Die Mutter Gottes unter dem Hammer. Freunde unseres Blattes in Bamberg schicken uns zur theilweisen Ergänzung unseres neulichen Artikels über das Muttergottesdorle den Abdruck einer vom 22. April datirten amtlichen Anzeige ein, aus welcher in der That hervorgeht, daß die wunderthätige Muttergottesstatue, wie jener Artikel in Aussicht stellte, unter den Hammer kommen, d. h. daß sie „Montag den 13. Mai“ von Amts- und Obrigkeitwegen zugleich mit dem gesammten „Mobiliarnachlaß der in Bamberg verlebten ledigen Dorothea Gabler (genannt Muttergottesdorle) gegen sofortige Baarzahlung öffentlich an den Meistbietenden versteigert werden soll“. Interessant ist nun das Verzeichniß aller der Dinge, die zu dem „besagten Nachlaß“ gehören, nämlich: eine Muttergottesstatuette mit Glasschrank, dreiundzwanzig Glasgehäuse mit Wachsfiguren, hundertfünfunddreißig Votiv- und Heiligenbilder, eine Partie Wachskerzen und Opferwachs, drei Colliers von Gold, vierundzwanzig goldene Brochen, ein Faussemontre mit goldener Kette, zwei silberne Ketten, ein silbernes Armband, fünf Paar goldene Ohrringe, vier goldene und drei silberne Fingerringe, fünf goldene Kreuzchen, ein Reliquienglas, siebenzehn Opfermünzen etc. – also der ganze Apparat, wie er an sogenannten „Gnadenorten“ und vor besonders wunderthätigen Marien- und Heiligenbildern, namentlich Süddeutschlands, zu finden und vor Allem aus den Taschen der ungebildeten und ärmeren Bevölkerung herausgeholt und angehäuft ist. „Auf besonderen Antrag der Erben“ wird von dem die Bekanntmachung erlassenden Notar „noch bemerkt, daß die obenerwähnte Muttergottesstatuette in weiten Kreisen als sogenanntes ‚Gnadenbild‘ bekannt ist. Dieselbe war notorisch seit vielen Jahren Gegenstand einer besonderen Verehrung nicht blos von Seite vieler Einwohner der Stadt Bamberg und Umgegend, sondern auch von Seite anderer Personen aus weiter Ferne.“

Die „Erben“ des Muttergottesdorle scheinen also mit der „Muttergottesstatue“ noch ein besonderes Geschäft machen zu wollen, das ihnen die bisherigen Verehrer des Bildes schon darum nicht gönnen werden, weil doch ihre Absicht, das ganze Wunderwerk unter den gemeinen Hammer eines Auctionators zu bringen, auf wenig genug religiösen Sinn schließen läßt. Wir sind nun begierig, wer sich das Gnadenbild ersteigert und zu welchem Preise es zugeschlagen werden wird. Ob es auch unter anderen Händen, als denen des Muttergottesdorle noch Wunder thun wird? Am meisten hat übrigens die Geistlichkeit der fränkischen Bischofsstadt den Tod des Muttergottesdorle zu beklagen. Denn dieses hat sparsam und dürftig gelebt, dafür aber, wie man uns jetzt positiv schreibt, sechs Kirchen der Umgegend reich geschmückt und schließlich dem Domcapitel nicht mehr und nicht weniger als vierzigtausend Gulden vermacht. Nun, die Kirche hat einen guten Magen und um solchen Preis kann auch der Herr Erzbischof in Bamberg ein Auge zudrücken, wenn sich in einer bisher ganz obscuren Dachkammer plötzlich Wunder ereignen, die so staunenswerth sind, daß sie – das Unglück haben, von Vielen für Schwindel gehalten zu werden.

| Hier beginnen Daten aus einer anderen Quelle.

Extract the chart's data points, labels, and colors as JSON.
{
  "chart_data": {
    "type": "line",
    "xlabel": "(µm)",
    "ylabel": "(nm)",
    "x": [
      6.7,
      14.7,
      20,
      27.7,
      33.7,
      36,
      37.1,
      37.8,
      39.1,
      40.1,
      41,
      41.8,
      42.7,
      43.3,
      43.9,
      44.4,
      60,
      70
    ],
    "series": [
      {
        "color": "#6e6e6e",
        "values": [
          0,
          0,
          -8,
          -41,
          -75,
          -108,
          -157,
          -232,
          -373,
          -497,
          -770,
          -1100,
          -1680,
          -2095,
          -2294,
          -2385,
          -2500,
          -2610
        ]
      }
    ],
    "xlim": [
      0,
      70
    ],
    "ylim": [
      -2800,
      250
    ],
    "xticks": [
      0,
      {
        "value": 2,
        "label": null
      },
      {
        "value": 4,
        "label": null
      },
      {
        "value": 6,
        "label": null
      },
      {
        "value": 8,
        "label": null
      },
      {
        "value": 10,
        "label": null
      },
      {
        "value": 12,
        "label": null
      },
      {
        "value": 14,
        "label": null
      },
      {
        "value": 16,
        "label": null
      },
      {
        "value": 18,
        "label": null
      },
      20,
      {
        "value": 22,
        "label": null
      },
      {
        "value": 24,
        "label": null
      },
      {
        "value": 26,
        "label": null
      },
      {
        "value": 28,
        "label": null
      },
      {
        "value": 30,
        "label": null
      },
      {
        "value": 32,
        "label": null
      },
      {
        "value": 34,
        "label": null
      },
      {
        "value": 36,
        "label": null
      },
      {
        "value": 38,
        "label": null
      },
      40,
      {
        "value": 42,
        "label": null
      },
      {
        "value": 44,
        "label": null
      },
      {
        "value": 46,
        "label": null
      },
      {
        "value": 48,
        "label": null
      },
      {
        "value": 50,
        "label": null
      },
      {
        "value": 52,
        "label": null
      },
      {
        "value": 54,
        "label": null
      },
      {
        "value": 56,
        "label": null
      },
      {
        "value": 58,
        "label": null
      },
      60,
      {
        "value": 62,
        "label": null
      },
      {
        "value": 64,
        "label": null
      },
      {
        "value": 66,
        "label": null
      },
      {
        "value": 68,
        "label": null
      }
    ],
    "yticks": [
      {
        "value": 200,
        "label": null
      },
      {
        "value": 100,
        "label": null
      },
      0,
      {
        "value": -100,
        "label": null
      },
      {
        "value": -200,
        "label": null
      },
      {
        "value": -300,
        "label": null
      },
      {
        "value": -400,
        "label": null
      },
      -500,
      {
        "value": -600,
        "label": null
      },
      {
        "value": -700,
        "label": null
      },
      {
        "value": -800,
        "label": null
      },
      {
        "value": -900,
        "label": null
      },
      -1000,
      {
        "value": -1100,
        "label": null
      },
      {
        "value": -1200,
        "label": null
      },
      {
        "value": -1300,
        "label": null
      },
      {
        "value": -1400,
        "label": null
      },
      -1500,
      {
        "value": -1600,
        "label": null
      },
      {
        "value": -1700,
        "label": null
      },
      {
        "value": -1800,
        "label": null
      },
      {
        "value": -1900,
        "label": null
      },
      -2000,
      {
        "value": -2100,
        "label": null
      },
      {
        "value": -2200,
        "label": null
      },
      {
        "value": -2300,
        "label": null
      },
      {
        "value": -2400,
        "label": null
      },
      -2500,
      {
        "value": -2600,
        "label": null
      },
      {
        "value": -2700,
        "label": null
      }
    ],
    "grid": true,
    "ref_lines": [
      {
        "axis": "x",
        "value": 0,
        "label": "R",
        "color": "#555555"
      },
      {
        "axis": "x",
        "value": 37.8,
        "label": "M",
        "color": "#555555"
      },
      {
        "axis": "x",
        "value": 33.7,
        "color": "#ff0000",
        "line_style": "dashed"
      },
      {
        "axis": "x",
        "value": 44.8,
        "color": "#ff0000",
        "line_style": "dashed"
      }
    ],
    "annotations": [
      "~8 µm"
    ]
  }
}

Noch einmal der Ordensschwindel. Aus Anlaß unserer neulichen Notiz in Nr. 16 der Gartenlaube hat sich ein Leser unseres Blattes in Oesterreich Scherzes halber an die damals mitgetheilte Adresse gewandt und hat darauf von dem löblichen Ordensvermittler folgenden Brief erhalten. Derselbe lautet wörtlich:

„Ew. Wohlgeboren! In aller Kürze wegen des ungeheuern (!) Andranges die Mittheilung, daß Sie erhalten können Commandeurkreuze (Stern auf der Brust, und Commandeurkreuz um den Hals zu tragen) zusammen für sechstausend Thaler von den Staaten (Spanien, Portugal, Tunis). Ritterkreuze für viertausend Thaler der obigen Staaten. – Ritterkreuze vom König von Italien, und die ‚Italienische Krone‘ für fünftausend Thaler. – Wenn Ew. Wohlgeboren auf diese Decorationen reflectiren sollten, bin ich bereit, es zu veranlassen. Das Geld wird bei Abschluß bei einem hiesigen ersten Banquier der Art deponirt, daß es mir bei Uebergabe des Diploms ausgezahlt wird.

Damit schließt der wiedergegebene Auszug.